Schaefer spoke for 70 minutes on Friday. He dismissed the rampant rumors that he was depressed because of any personal events in his life or the lives of those close to him.
He sharply attacked the speaker of the Maryland House and the president of the Maryland Senate, saying they were ruining the Democratic Party, and he accused his lieutenant governor of "betrayal."
He also accused the legislature of trying to trap him into instituting taxes next year to make up for an anticipated $363 million deficit. But he said he was not going to fall for the trap: He was going to force the legislature to institute taxes on its own.
But his biggest disappointment, he indicated, was with the people of the Eastern Shore, a place he has considered a second home for 30 years. And when I asked him if he was therefore considering selling his Ocean City residence, he said with real sadness in his voice: "Most likely I will."
And where will you go instead? I asked. Garrett County?
"Well, I didn't win Garrett County," he said with a small smile. "But I won Allegany. And both of them are very beautiful. Very, very beautiful."
He admitted to having made a serious political mistake in criticizing rather than celebrating his 60 percent victory in his re-election campaign. And he also admitted to some depression in the past.
But he said that depression was now over. And his overall tone was not sad or gloomy. It was more like battered yet resolute.
"I go to a National Governors Association meeting and I am a big man," he said. "A big man. The other governors say Maryland has some of the best programs in America. I walk in there, I'm somebody. I was the only governor invited to Kuwait. The president of the United States approved my trip. But you know what they say: You are never a king in your own kingdom.
"For a while I was depressed, down. But now I'm not. Take the nutty things I have been doing. Roger, I have been doing nutty things for 30 years.
"They say I send nasty letters to people? Well, I've sent nice letters to people, too. And I've visited people in their homes for 30 years. I go to old people who can't get somebody to fix their house and I find somebody to fix it.
"I go to people who can't pay their mortgages, and I get the bank to carry them for a few months. I go to people with no heat. I go to people who are having trouble with their kids."
But then why write the nasty letters and make the nasty visits at all? I asked.

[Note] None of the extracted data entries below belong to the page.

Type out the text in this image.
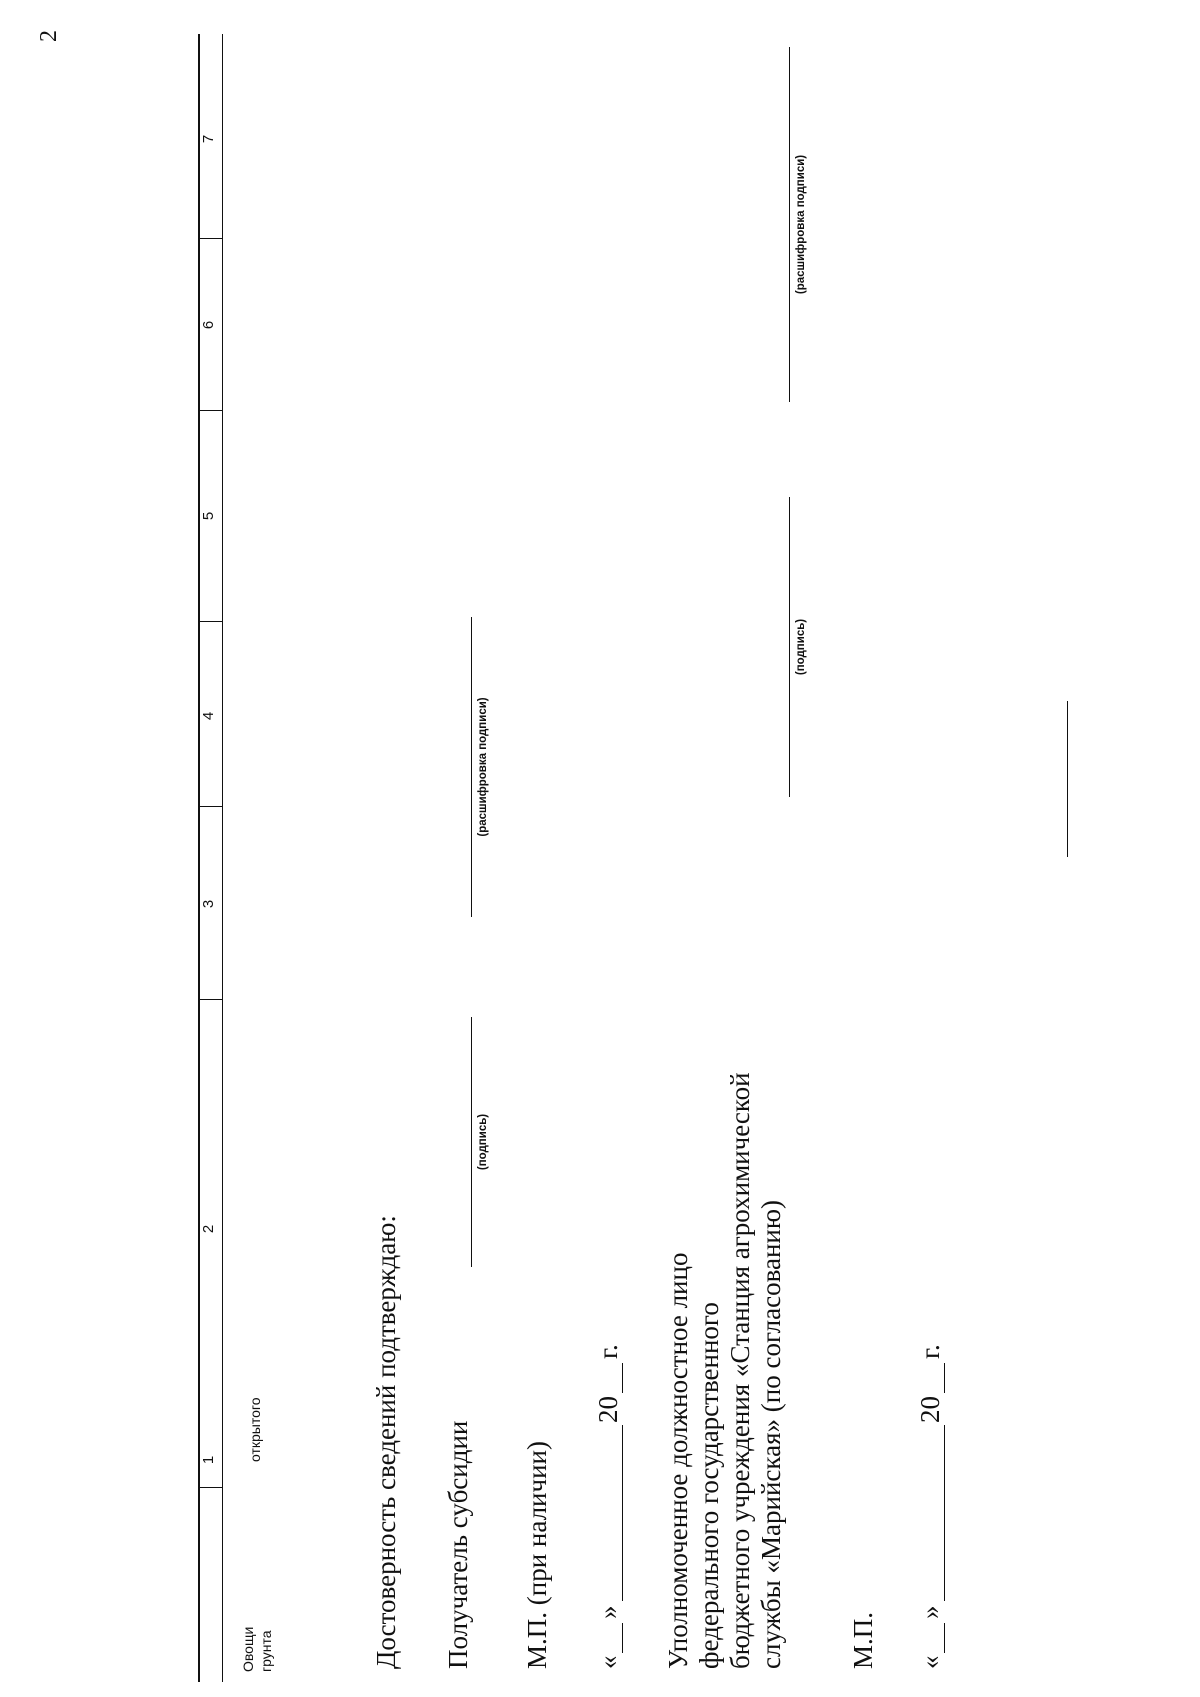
2
1
2
3
4
5
6
7
Овощи грунта
открытого	Достоверность сведений подтверждаю: Получатель субсидии
(подпись)
(расшифровка подписи)
М.П. (при наличии) «
»
20
г. Уполномоченное должностное лицо федерального государственного бюджетного учреждения «Станция агрохимической службы «Марийская» (по согласованию)
(подпись)
(расшифровка подписи)
М.П. «
»
20
г.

"I have written nasty letters to people who have sent nasty letters to me," he said. "They call me 'Governor Sh-tfer,' so I write back 'Numbrain.' Yes, I do it. And you know what?"
"I'd do it again! I'd do it again because I am a human being. I am a human being that cares about people. And I am almost at the end of my career."
But if you keep writing those letters and making those visits, aren't people going to continue to think you're crazy?
"OK, OK, so I know I can't do that anymore," he said and then
paused to pour himself a cup of tea. "But I will do it!" he continued. "And the press will never know. People want me to come and visit them and write them. They say: 'Help me! Help me! I've got a son in prison. I've got a mother I need to get into a
"And you know the thing that got me in all the trouble, calling the Eastern Shore a sh - thouse? Well I couldn't believe it. People from the Eastern Shore have told me to my face that nothing good ever came out of Baltimore. They have used epithets for black people. They have called me a 'chicken-necker.' And you know what I have done for the Eastern Shore?"
Schaefer recited a long list including the construction of the Denton bypass, the construction or repair of a number of bridges, the creation of jobs, computers for schoolchildren, etc.
"And now they treat me like a dog on the Eastern Shore!" he said.
But you've been a politician for decades, I said. So how come it's a revelation to you that the public is fickle and that people can be ungrateful? How come a savvy politician doesn't know that?